Enam dari ribuan orang yang merasa dirugikan itu lantas berhasil terhubung dengan Butet. Nasabah yang berasal dari Semarang, Yogyakarta, dan Demak ini adalah Widodo (menggadai 2,5 kilo emas), T.L Hardianto (menggadai 4 kilo), Indah Sulistyowati (menggadai 9137 gram), Elsje Hartini (menggadai 2 kilo), Robert Sugiarto (menggadai 5 kilo), dan Selly Kusuma (menggadai 900 gram). Bersama-sama, ketujuh orang ini memperjuangkan kembalinya aset-aset mereka.
Dalam gugatan tersebut, Butet dan nasabah lain menuntut angka ganti rugi materiil dan imateriil sebesar 47,78 miliar. Butet sendiri mengaku merugi hingga Rp 1,5 miliar, sementara total kerugian enam nasabah lain sebesar 11,2 miliar.
Ditawari Jadi Duta
Bagi Butet, kini permasalahan bukan sekadar soal uang lagi. "Saya ingin mengkritisi, sesuatu yang bagus ini (titel Syariah, Red.) jangan digunakan sebagai kedok untuk menipu rakyat kecil." Ia menyebut ribuan nasabah yang merugi karena dipaksa menjual emasnya saat harga emas rendah. "Mereka enggak bisa apa-apa kecuali menyerah."
Keputusan menggugat BRIS, katanya, juga tak diambil secara gegabah. Bahkan, nyaris dua tahun waktu diluangkan para nasabah bersama BRIS untuk mencari titik temu yang tak pernah tercapai. Oktober 2012, pihak BRIS dan para nasabah dipertemukan BI untuk mediasi. Hasil mediasi kala itulah yang disebut Butet sebagai basa-basi. Masalahnya, setelah pertemuan itu, "Tidak ada tindakan apa-apa. Mereka sekadar menerima kedatangan kami, lalu sudah. Begitu saja," ujarnya.
Butet makin marah ketika masih di bulan yang sama, ia didatangi pihak BRIS yang menawarinya menjadi Duta BRIS. "Kata mereka, kalau saya mau, seluruh kerugian saya akan diganti. Bagi saya, ini semacam penyuapan," tandas Raja Monolog ini.

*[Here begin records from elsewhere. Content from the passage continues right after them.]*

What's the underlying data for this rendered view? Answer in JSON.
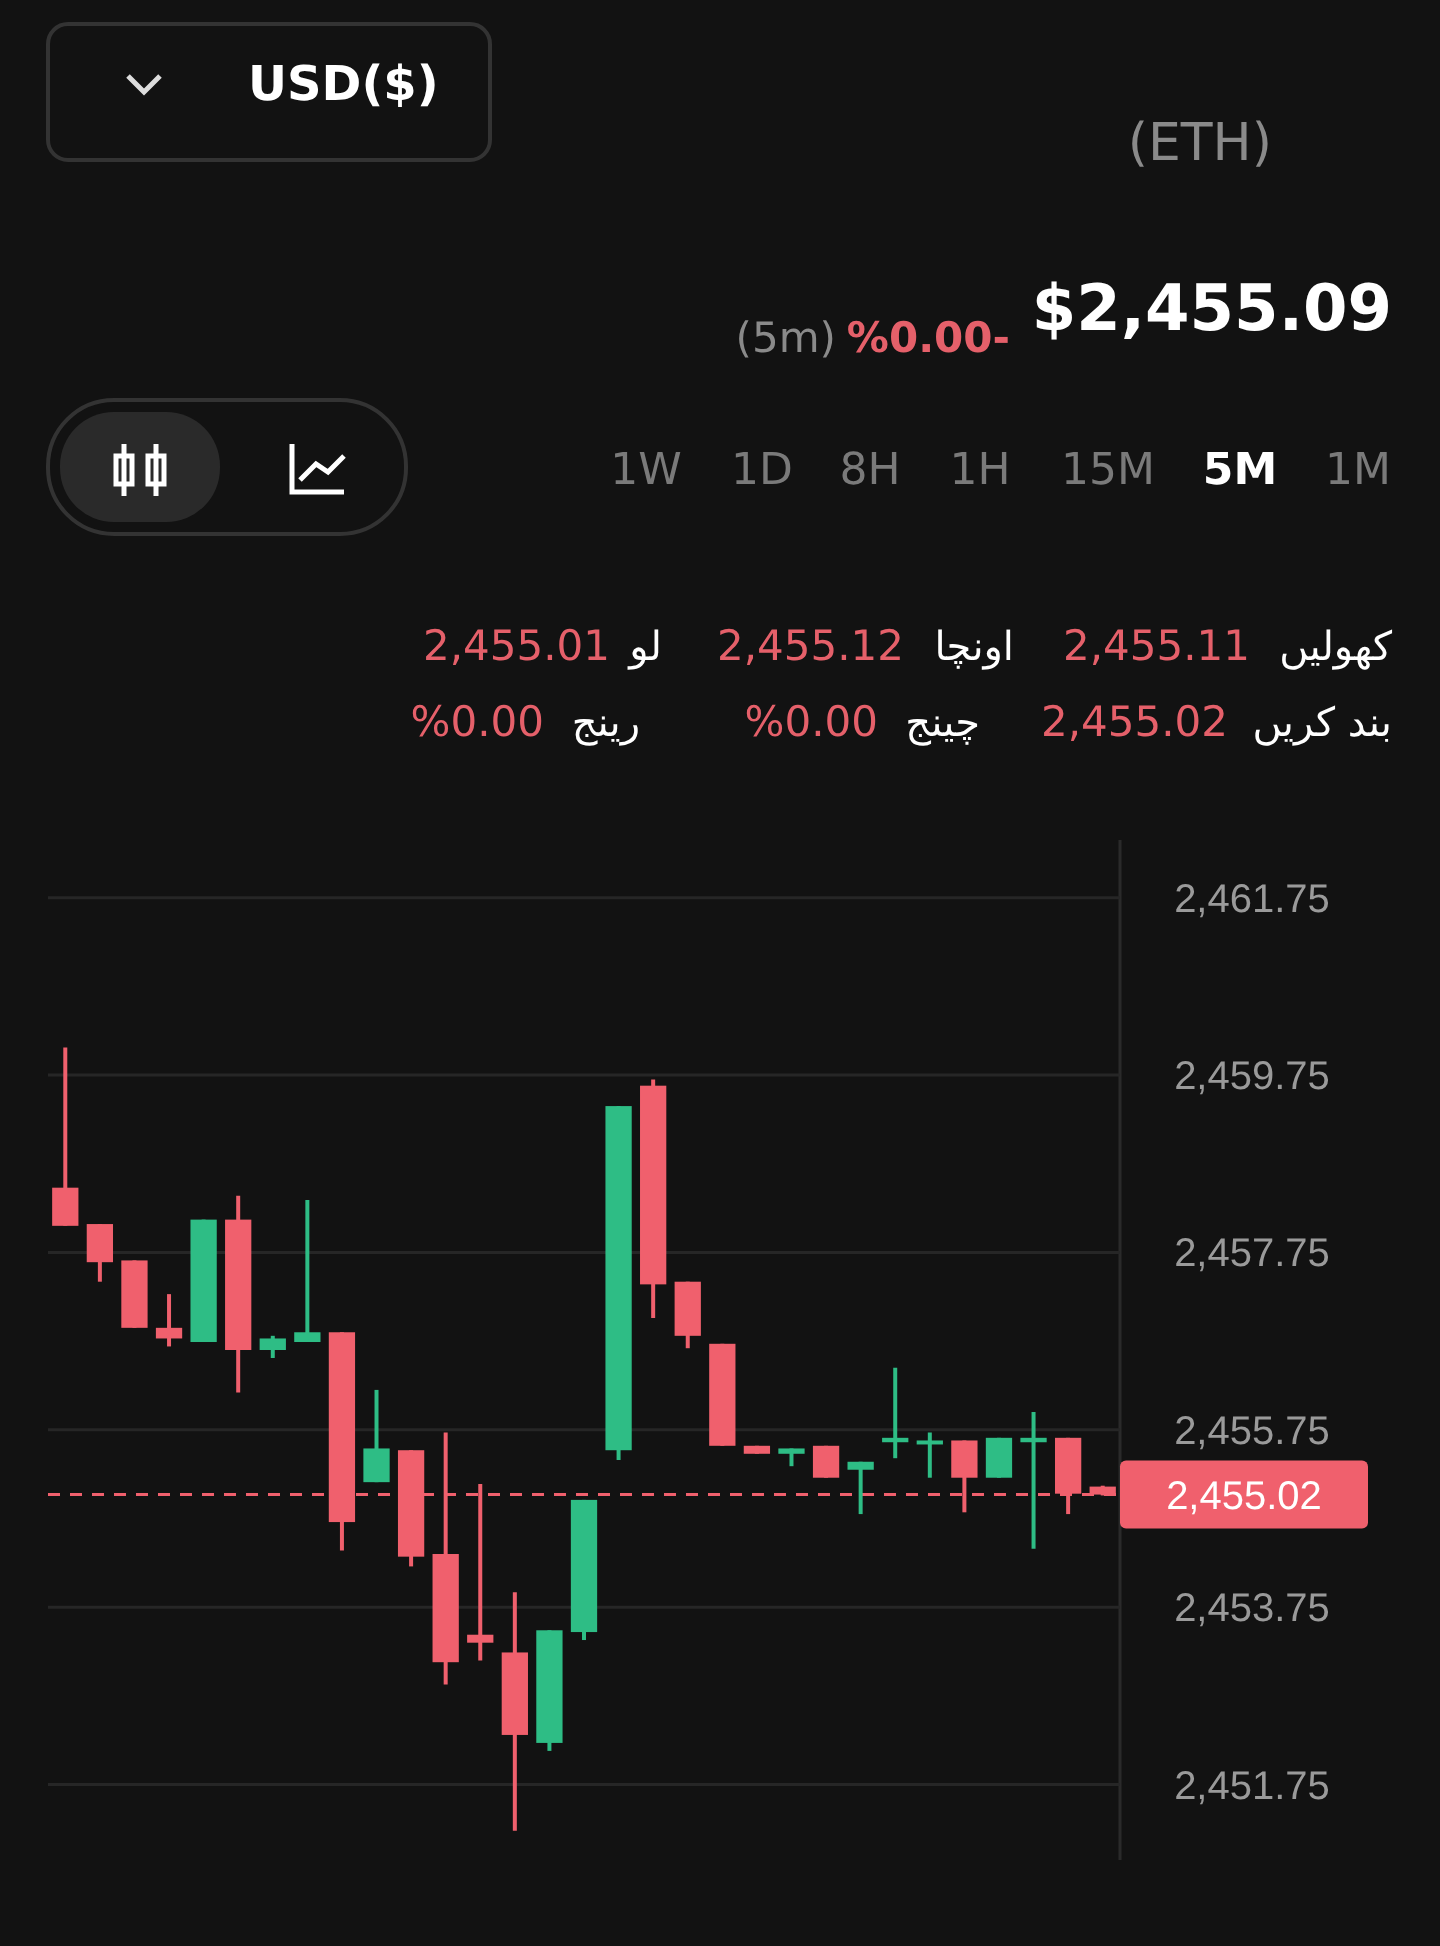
{
  "chart_data": {
    "type": "candlestick",
    "categories": [
      null,
      null,
      null,
      null,
      null,
      null,
      null,
      null,
      null,
      null,
      null,
      null,
      null,
      null,
      null,
      null,
      null,
      null,
      null,
      null,
      null,
      null,
      null,
      null,
      null,
      null,
      null,
      null,
      null,
      null,
      null
    ],
    "ohlc": [
      [
        2458.48,
        2460.06,
        2458.05,
        2458.05
      ],
      [
        2458.07,
        2458.07,
        2457.42,
        2457.64
      ],
      [
        2457.66,
        2457.66,
        2456.9,
        2456.9
      ],
      [
        2456.9,
        2457.28,
        2456.69,
        2456.78
      ],
      [
        2456.74,
        2458.12,
        2456.74,
        2458.12
      ],
      [
        2458.12,
        2458.39,
        2456.17,
        2456.65
      ],
      [
        2456.65,
        2456.81,
        2456.56,
        2456.78
      ],
      [
        2456.74,
        2458.34,
        2456.74,
        2456.85
      ],
      [
        2456.85,
        2456.85,
        2454.39,
        2454.71
      ],
      [
        2455.16,
        2456.2,
        2455.16,
        2455.54
      ],
      [
        2455.52,
        2455.52,
        2454.21,
        2454.32
      ],
      [
        2454.35,
        2455.72,
        2452.88,
        2453.13
      ],
      [
        2453.44,
        2455.14,
        2453.15,
        2453.35
      ],
      [
        2453.24,
        2453.92,
        2451.23,
        2452.31
      ],
      [
        2452.22,
        2453.49,
        2452.13,
        2453.49
      ],
      [
        2453.47,
        2454.96,
        2453.38,
        2454.96
      ],
      [
        2455.52,
        2459.4,
        2455.41,
        2459.4
      ],
      [
        2459.63,
        2459.7,
        2457.01,
        2457.39
      ],
      [
        2457.42,
        2457.42,
        2456.67,
        2456.81
      ],
      [
        2456.72,
        2456.72,
        2455.57,
        2455.57
      ],
      [
        2455.57,
        2455.57,
        2455.48,
        2455.48
      ],
      [
        2455.48,
        2455.54,
        2455.34,
        2455.54
      ],
      [
        2455.57,
        2455.57,
        2455.21,
        2455.21
      ],
      [
        2455.3,
        2455.39,
        2454.8,
        2455.39
      ],
      [
        2455.61,
        2456.45,
        2455.43,
        2455.66
      ],
      [
        2455.61,
        2455.72,
        2455.21,
        2455.63
      ],
      [
        2455.63,
        2455.63,
        2454.82,
        2455.21
      ],
      [
        2455.21,
        2455.66,
        2455.21,
        2455.66
      ],
      [
        2455.61,
        2455.95,
        2454.41,
        2455.66
      ],
      [
        2455.66,
        2455.66,
        2454.8,
        2455.03
      ],
      [
        2455.11,
        2455.12,
        2455.01,
        2455.02
      ]
    ],
    "colors": [
      "#f0606d",
      "#f0606d",
      "#f0606d",
      "#f0606d",
      "#2ebd85",
      "#f0606d",
      "#2ebd85",
      "#2ebd85",
      "#f0606d",
      "#2ebd85",
      "#f0606d",
      "#f0606d",
      "#f0606d",
      "#f0606d",
      "#2ebd85",
      "#2ebd85",
      "#2ebd85",
      "#f0606d",
      "#f0606d",
      "#f0606d",
      "#f0606d",
      "#2ebd85",
      "#f0606d",
      "#2ebd85",
      "#2ebd85",
      "#2ebd85",
      "#f0606d",
      "#2ebd85",
      "#2ebd85",
      "#f0606d",
      "#f0606d"
    ],
    "ylim": [
      2450.9,
      2462.4
    ],
    "yticks": [
      {
        "value": 2461.75,
        "label": "2,461.75"
      },
      {
        "value": 2459.75,
        "label": "2,459.75"
      },
      {
        "value": 2457.75,
        "label": "2,457.75"
      },
      {
        "value": 2455.75,
        "label": "2,455.75"
      },
      {
        "value": 2453.75,
        "label": "2,453.75"
      },
      {
        "value": 2451.75,
        "label": "2,451.75"
      }
    ],
    "grid": "y",
    "tick_labels": "y",
    "ref_lines": [
      {
        "axis": "y",
        "value": 2455.02,
        "label": "2,455.02",
        "color": "#f0606d",
        "line_style": "dashed"
      }
    ],
    "annotations": [
      "USD($)",
      "(ETH)",
      "$2,455.09",
      "%0.00-",
      "(5m)",
      "1W",
      "1D",
      "8H",
      "1H",
      "15M",
      "5M",
      "1M",
      "کھولیں",
      "2,455.11",
      "اونچا",
      "2,455.12",
      "لو",
      "2,455.01",
      "بند کریں",
      "2,455.02",
      "چینج",
      "%0.00",
      "رینج",
      "%0.00"
    ]
  }
}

Butet menolak tawaran ini karena skema tersebut hanya berlaku bagi dirinya, bukan buat seluruh nasabah BRIS yang jadi korban. "Kalau saya ambil, saya seperti mengkhianati korban-korban yang lain. Saya tidak mau."
Merasa tak bisa menyelesaikan masalah ini dengan cara baik-baik, Butet dan kawan-kawan memilih jalur hukum. Menurut jadwal, Rabu (10/4), kedua belah pihak yang bertikai akan dimediasi oleh hakim Pengadilan Negeri Jakarta Pusat.
Butet sendiri menyatakan masih membuka pintu damai. "Saya percaya semua masalah bisa diselesaikan bila kedua belah pihak beritikad baik. Saya percaya orang-orang di BRIS dan BI itu orang-orang baik semua."